Pero bastó para que Albert sintiera una punzada impresionante de dolor en la pierna, procedente de la rodilla rota. La rodilla ya se había hinchado hasta alcanzar el doble de su tamaño. Era la peor de las múltiples agonías que sufría su cuerpo.

—No tengo nada más aquí —explicó Albert—. Pero escuchadme, conseguiré más, ¿vale? Compraré más. Controlo lo que se hace y lo que se recoge y todo.

—Sí. Eres un gran hombre, Albert —se burló Turk—. Qué pena que te hayas meado encima.

Con ese comentario, todos se rieron otra vez de él.

—¿Crees que somos estúpidos? —inquirió Lance—. ¿Crees que somos un atajo de chicos blancos estúpidos que no saben que puedes chasquear los dedos y conseguir que Sam, Brianna u otro de los raros vayan detrás de nosotros?

—Yo no haría eso. —A Albert le temblaba tanto la mandíbula que casi no podía hablar—. Yo no lo haría. Porque si lo hiciera, le di-di-di-diríais a la gente que he llorado.

—Y que te has meado encima. —Watcher parecía el más inclinado a dejarle marchar, pero Albert sabía que Turk y Lance tomaban las decisiones.

No había piedad en ninguno de sus rostros. Lance refulgía odio. Turk era menos emotivo.

—¿Sabes qué tenemos que hacer? —sugirió Turk, riéndose al pensar en la frase que iba a soltar—. Tenemos que arrojarlo a una de las trincheras que hemos cavado para él.

—No, no, no hagáis eso —suplicó Albert. Que lo sumergieran en excrementos era infinitamente mejor que terminar muerto—. No, no lo hagáis, os lo suplico.

Lance se agachó y acercó su hermoso rostro cincelado a la altura del de Albert.

—Te crees que lo tienes todo, ¿verdad? Sí, sería divertido verte revolcarte en la mierda como nos has hecho revolcarnos a nosotros. Pero luego saldrías y la próxima vez que apareciera alguno de nosotros, allí estaría Sam Temple. Un relámpago de luz y, zas, estaríamos muertos.

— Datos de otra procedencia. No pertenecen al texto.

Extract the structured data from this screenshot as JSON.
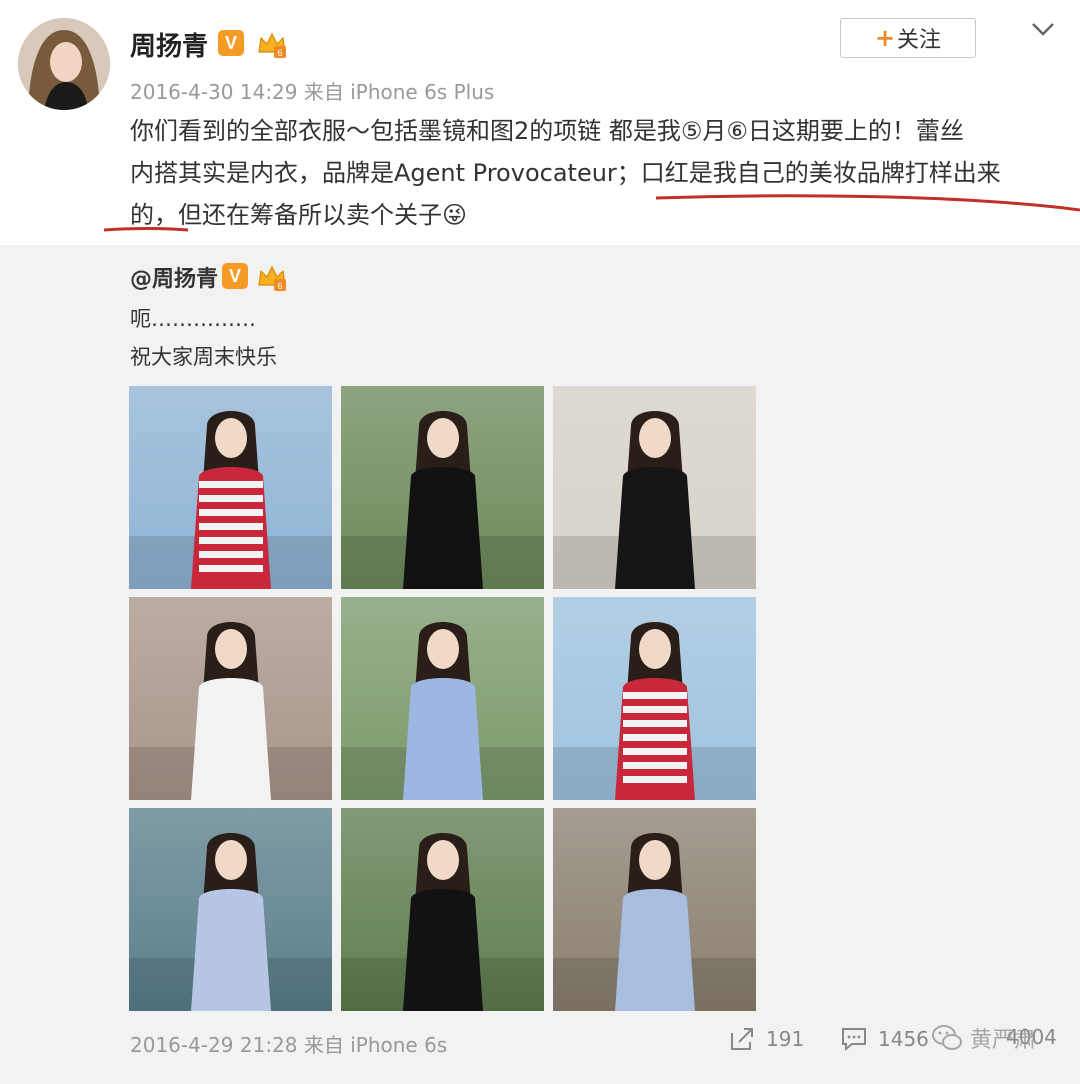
{
  "post": {
    "username": "周扬青",
    "verified_badge": "V",
    "follow_label": "关注",
    "follow_plus": "+",
    "timestamp": "2016-4-30 14:29",
    "source": "来自 iPhone 6s Plus",
    "text_line1": "你们看到的全部衣服～包括墨镜和图2的项链 都是我⑤月⑥日这期要上的！蕾丝",
    "text_line2": "内搭其实是内衣，品牌是Agent Provocateur；口红是我自己的美妆品牌打样出来",
    "text_line3": "的，但还在筹备所以卖个关子😜"
  },
  "repost": {
    "username": "@周扬青",
    "verified_badge": "V",
    "line1": "呃……………",
    "line2": "祝大家周末快乐",
    "timestamp": "2016-4-29 21:28",
    "source": "来自 iPhone 6s",
    "share_count": "191",
    "comment_count": "1456",
    "like_count": "4004",
    "watermark": "黄严肃"
  },
  "photos": [
    {
      "name": "photo-striped-dress-hat-pool",
      "colors": {
        "bg": "#8fb4d6",
        "dress": "#c8283a"
      }
    },
    {
      "name": "photo-polka-dot-dress",
      "colors": {
        "bg": "#6d8a5b",
        "dress": "#111111"
      }
    },
    {
      "name": "photo-black-dress-sunglasses",
      "colors": {
        "bg": "#d7d2c9",
        "dress": "#151515"
      }
    },
    {
      "name": "photo-white-top-selfie",
      "colors": {
        "bg": "#a9958a",
        "dress": "#f2f2f2"
      }
    },
    {
      "name": "photo-black-hat-blue-shirt",
      "colors": {
        "bg": "#7b9a6a",
        "dress": "#9db7e2"
      }
    },
    {
      "name": "photo-striped-dress-hat-railing",
      "colors": {
        "bg": "#9ec3e0",
        "dress": "#c8283a"
      }
    },
    {
      "name": "photo-sitting-teddy-bear",
      "colors": {
        "bg": "#5a7f8c",
        "dress": "#b7c6e4"
      }
    },
    {
      "name": "photo-black-top-terrace",
      "colors": {
        "bg": "#5e7d4f",
        "dress": "#121212"
      }
    },
    {
      "name": "photo-blue-shirt-balcony",
      "colors": {
        "bg": "#8a8070",
        "dress": "#a8bde0"
      }
    }
  ],
  "icons": {
    "share": "share-icon",
    "comment": "comment-icon",
    "chevron": "chevron-down-icon",
    "crown": "crown-icon"
  }
}
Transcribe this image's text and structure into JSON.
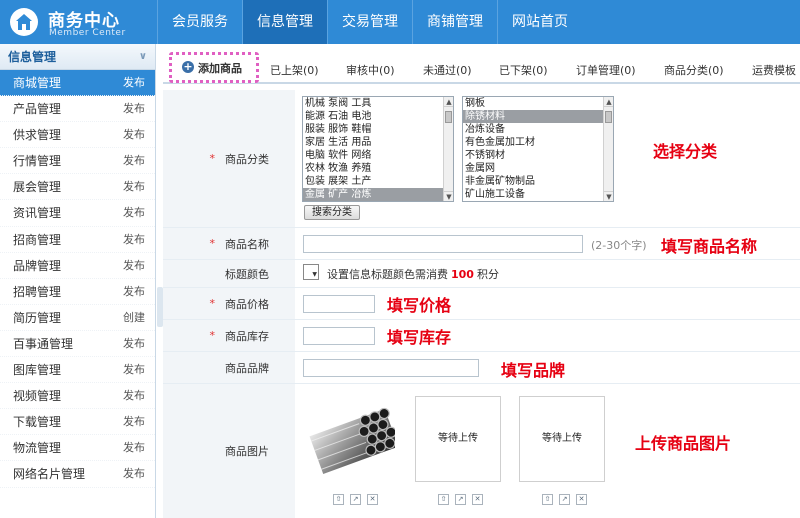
{
  "logo": {
    "title": "商务中心",
    "subtitle": "Member Center"
  },
  "nav": [
    "会员服务",
    "信息管理",
    "交易管理",
    "商铺管理",
    "网站首页"
  ],
  "sidebar": {
    "heading": "信息管理",
    "items": [
      {
        "label": "商城管理",
        "action": "发布"
      },
      {
        "label": "产品管理",
        "action": "发布"
      },
      {
        "label": "供求管理",
        "action": "发布"
      },
      {
        "label": "行情管理",
        "action": "发布"
      },
      {
        "label": "展会管理",
        "action": "发布"
      },
      {
        "label": "资讯管理",
        "action": "发布"
      },
      {
        "label": "招商管理",
        "action": "发布"
      },
      {
        "label": "品牌管理",
        "action": "发布"
      },
      {
        "label": "招聘管理",
        "action": "发布"
      },
      {
        "label": "简历管理",
        "action": "创建"
      },
      {
        "label": "百事通管理",
        "action": "发布"
      },
      {
        "label": "图库管理",
        "action": "发布"
      },
      {
        "label": "视频管理",
        "action": "发布"
      },
      {
        "label": "下载管理",
        "action": "发布"
      },
      {
        "label": "物流管理",
        "action": "发布"
      },
      {
        "label": "网络名片管理",
        "action": "发布"
      }
    ]
  },
  "tabs": {
    "add": "添加商品",
    "items": [
      "已上架(0)",
      "审核中(0)",
      "未通过(0)",
      "已下架(0)",
      "订单管理(0)",
      "商品分类(0)",
      "运费模板"
    ]
  },
  "form": {
    "category_label": "商品分类",
    "category_list1": [
      "机械 泵阀 工具",
      "能源 石油 电池",
      "服装 服饰 鞋帽",
      "家居 生活 用品",
      "电脑 软件 网络",
      "农林 牧渔 养殖",
      "包装 展架 土产",
      "金属 矿产 冶炼"
    ],
    "category_list2": [
      "钢板",
      "除锈材料",
      "冶炼设备",
      "有色金属加工材",
      "不锈钢材",
      "金属网",
      "非金属矿物制品",
      "矿山施工设备"
    ],
    "search_button": "搜索分类",
    "name_label": "商品名称",
    "name_hint": "(2-30个字)",
    "color_label": "标题颜色",
    "color_text_before": "设置信息标题颜色需消费",
    "color_points": "100",
    "color_text_after": "积分",
    "price_label": "商品价格",
    "stock_label": "商品库存",
    "brand_label": "商品品牌",
    "image_label": "商品图片",
    "image_wait": "等待上传"
  },
  "annotations": {
    "category": "选择分类",
    "name": "填写商品名称",
    "price": "填写价格",
    "stock": "填写库存",
    "brand": "填写品牌",
    "images": "上传商品图片"
  }
}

—No… Yo no… —empezó Albert—. Por favor. Por favor, no me matéis.

Turk parecía ofendido.

—¿Acaso hemos dicho que fuéramos a matarte? —Se volvió hacia Lance—. ¿De dónde ha sacado esa idea?

Lance le siguió la corriente.

—No lo sé, Turk.

—Igual ha sido por esto —sugirió Turk, y colocó el rifle a la altura de la cara de Albert.

Algo explotó. Albert no oyó ningún ruido.

Turk estaba junto a él.

La sangre le cubrió el ojo derecho y lo cegó. O tal vez ya no tuviera ojo: no lo sabía.

Albert trató de respirar y oyó un borboteo en los pulmones. Oyó que su corazón se ralentizab…

Turk parecía asustado y extasiado a la vez. Lance lo miraba, taciturno. Los dos chavales más jóvenes se apartaron, tropezaron el uno con el otro, y echaron a correr.

Lance dio a Turk un rudo puñetazo en el hombro para felicitarlo.

El único ojo bueno de Albert se oscureció.